PyTorch Meta Learning

Introduction

Meta learning, often referred to as "learning to learn," is a fascinating paradigm in machine learning where models are trained to quickly adapt to new tasks with minimal data and training time. Unlike traditional deep learning approaches that require large datasets and long training periods, meta learning enables models to leverage knowledge from previous tasks to rapidly learn new ones.

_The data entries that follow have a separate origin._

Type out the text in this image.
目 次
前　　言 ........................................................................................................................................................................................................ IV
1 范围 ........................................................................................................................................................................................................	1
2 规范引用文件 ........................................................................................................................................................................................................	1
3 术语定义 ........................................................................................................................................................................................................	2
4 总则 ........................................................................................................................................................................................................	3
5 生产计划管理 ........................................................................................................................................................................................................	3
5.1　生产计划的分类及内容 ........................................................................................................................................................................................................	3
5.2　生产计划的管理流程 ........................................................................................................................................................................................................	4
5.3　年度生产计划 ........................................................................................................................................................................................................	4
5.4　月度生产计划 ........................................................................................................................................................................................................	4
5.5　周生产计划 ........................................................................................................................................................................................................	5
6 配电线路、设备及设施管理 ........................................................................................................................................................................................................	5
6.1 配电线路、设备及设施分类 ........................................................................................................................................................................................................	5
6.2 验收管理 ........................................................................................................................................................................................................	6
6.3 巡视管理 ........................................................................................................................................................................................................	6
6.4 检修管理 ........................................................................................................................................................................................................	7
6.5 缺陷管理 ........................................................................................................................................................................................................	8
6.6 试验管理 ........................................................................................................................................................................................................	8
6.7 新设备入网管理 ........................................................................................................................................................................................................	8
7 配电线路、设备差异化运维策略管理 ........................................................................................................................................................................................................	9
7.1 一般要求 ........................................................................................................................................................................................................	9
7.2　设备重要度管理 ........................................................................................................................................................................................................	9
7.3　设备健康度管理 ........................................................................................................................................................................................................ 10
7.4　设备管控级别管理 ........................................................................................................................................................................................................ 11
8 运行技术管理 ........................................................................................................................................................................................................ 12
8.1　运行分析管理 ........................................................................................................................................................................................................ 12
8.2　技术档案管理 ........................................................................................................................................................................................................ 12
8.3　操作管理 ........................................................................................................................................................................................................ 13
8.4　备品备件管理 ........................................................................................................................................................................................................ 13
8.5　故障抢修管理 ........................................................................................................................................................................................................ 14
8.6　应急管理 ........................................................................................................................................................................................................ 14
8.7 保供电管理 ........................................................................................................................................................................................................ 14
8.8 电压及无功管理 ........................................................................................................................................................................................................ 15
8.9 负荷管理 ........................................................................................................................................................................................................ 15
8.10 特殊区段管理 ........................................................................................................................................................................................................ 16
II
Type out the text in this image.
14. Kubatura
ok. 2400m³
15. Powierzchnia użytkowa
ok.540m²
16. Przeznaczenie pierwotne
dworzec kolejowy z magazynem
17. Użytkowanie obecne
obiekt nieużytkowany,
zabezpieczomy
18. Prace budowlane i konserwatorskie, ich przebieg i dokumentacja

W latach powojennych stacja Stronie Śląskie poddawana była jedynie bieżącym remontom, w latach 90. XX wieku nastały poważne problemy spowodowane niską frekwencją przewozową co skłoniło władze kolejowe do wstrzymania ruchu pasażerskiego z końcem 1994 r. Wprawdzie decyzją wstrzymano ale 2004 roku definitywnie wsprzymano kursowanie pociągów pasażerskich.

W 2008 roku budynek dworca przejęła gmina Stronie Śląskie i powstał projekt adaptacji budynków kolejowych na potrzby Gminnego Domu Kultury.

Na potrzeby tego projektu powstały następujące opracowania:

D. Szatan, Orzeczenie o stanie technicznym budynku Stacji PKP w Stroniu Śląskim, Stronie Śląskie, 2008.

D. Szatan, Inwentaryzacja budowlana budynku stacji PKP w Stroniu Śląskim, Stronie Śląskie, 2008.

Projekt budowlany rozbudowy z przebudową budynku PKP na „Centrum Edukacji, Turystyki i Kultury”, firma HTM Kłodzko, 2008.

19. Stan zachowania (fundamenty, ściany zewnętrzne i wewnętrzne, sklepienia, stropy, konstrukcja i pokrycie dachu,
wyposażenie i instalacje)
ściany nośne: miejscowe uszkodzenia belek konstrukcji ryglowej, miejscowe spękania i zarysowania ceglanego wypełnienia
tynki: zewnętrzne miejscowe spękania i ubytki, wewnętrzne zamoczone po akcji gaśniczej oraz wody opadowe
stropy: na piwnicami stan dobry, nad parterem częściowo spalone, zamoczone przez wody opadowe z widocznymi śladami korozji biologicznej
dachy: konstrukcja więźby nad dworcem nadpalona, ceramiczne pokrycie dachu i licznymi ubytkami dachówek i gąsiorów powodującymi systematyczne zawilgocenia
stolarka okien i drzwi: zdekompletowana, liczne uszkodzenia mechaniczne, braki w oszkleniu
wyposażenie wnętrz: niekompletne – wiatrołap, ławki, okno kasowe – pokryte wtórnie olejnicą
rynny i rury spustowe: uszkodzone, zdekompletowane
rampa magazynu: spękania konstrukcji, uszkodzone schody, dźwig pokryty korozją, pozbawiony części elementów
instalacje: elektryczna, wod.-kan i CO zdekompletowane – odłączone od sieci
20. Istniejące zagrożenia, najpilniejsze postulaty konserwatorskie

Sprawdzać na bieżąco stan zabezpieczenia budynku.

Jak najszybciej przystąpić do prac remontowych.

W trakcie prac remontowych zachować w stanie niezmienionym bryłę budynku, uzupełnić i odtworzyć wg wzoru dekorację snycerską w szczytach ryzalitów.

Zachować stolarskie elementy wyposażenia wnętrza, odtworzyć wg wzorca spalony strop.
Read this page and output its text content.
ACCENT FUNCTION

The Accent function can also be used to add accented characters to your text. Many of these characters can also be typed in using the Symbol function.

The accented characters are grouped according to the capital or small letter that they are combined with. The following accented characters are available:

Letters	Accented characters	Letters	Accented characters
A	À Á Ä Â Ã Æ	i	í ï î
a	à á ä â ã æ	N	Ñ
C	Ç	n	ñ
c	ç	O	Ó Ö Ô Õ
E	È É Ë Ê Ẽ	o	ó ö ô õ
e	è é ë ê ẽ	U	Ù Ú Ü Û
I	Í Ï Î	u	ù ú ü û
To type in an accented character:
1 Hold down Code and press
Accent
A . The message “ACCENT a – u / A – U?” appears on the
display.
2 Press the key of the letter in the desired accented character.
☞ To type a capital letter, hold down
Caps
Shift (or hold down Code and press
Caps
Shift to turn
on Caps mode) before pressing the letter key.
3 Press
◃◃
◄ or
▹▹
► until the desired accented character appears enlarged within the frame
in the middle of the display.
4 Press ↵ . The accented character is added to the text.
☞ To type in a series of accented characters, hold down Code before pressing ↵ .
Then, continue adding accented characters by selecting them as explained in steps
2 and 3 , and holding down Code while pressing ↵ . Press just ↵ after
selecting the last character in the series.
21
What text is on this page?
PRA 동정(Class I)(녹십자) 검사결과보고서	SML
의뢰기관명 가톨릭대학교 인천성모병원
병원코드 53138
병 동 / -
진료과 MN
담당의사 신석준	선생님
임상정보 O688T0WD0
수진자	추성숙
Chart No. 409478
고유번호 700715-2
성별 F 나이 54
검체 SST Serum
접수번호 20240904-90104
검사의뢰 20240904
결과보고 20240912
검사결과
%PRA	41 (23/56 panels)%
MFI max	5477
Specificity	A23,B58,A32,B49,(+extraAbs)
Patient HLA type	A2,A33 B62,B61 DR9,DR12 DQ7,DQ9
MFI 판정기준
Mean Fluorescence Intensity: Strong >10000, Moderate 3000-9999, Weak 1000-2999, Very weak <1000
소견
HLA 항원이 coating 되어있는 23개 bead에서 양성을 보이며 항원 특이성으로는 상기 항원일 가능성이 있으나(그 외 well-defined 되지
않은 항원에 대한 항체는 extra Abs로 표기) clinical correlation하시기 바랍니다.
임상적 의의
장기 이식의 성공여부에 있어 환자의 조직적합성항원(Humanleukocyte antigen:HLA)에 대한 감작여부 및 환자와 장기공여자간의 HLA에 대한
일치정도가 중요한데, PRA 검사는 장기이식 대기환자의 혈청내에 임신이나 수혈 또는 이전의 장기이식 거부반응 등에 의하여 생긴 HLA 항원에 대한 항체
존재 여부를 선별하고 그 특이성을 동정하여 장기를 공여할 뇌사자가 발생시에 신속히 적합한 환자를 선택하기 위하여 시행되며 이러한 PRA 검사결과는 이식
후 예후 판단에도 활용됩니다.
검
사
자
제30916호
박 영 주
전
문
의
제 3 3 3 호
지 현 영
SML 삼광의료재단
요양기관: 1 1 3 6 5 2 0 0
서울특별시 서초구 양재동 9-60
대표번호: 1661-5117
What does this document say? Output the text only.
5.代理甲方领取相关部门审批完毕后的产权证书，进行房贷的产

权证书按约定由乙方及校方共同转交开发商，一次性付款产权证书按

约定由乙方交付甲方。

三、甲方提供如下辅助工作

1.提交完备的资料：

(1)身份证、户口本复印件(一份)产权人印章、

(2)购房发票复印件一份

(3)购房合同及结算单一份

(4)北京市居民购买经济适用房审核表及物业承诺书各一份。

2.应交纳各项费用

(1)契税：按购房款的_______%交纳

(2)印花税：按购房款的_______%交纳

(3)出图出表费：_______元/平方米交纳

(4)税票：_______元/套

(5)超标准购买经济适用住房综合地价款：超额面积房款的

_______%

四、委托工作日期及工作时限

In this tutorial, we'll explore how to implement meta learning techniques in PyTorch, with a specific focus on Model-Agnostic Meta-Learning (MAML), one of the most popular meta learning algorithms. By the end, you'll understand how to build models that can adapt to new tasks with just a few examples.

Prerequisites

Before diving into meta learning, you should have:

  • Intermediate knowledge of PyTorch
  • Understanding of gradient descent optimization
  • Familiarity with neural networks

Understanding Meta Learning

Meta learning addresses a fundamental challenge in machine learning: how can we create models that quickly adapt to new tasks with minimal data? This is particularly important in scenarios where collecting large amounts of data is expensive or impossible, such as in medical imaging or robotics.

Key Concepts

  1. Task Distribution: In meta learning, we assume there's a distribution of tasks that share some underlying structure.
  2. Support and Query Sets: For each task, we have:
    • A support set (few examples for adaptation)
    • A query set (for evaluation after adaptation)
  3. Meta-Training and Meta-Testing: We train the model across many tasks during meta-training and test its ability to adapt to new tasks during meta-testing.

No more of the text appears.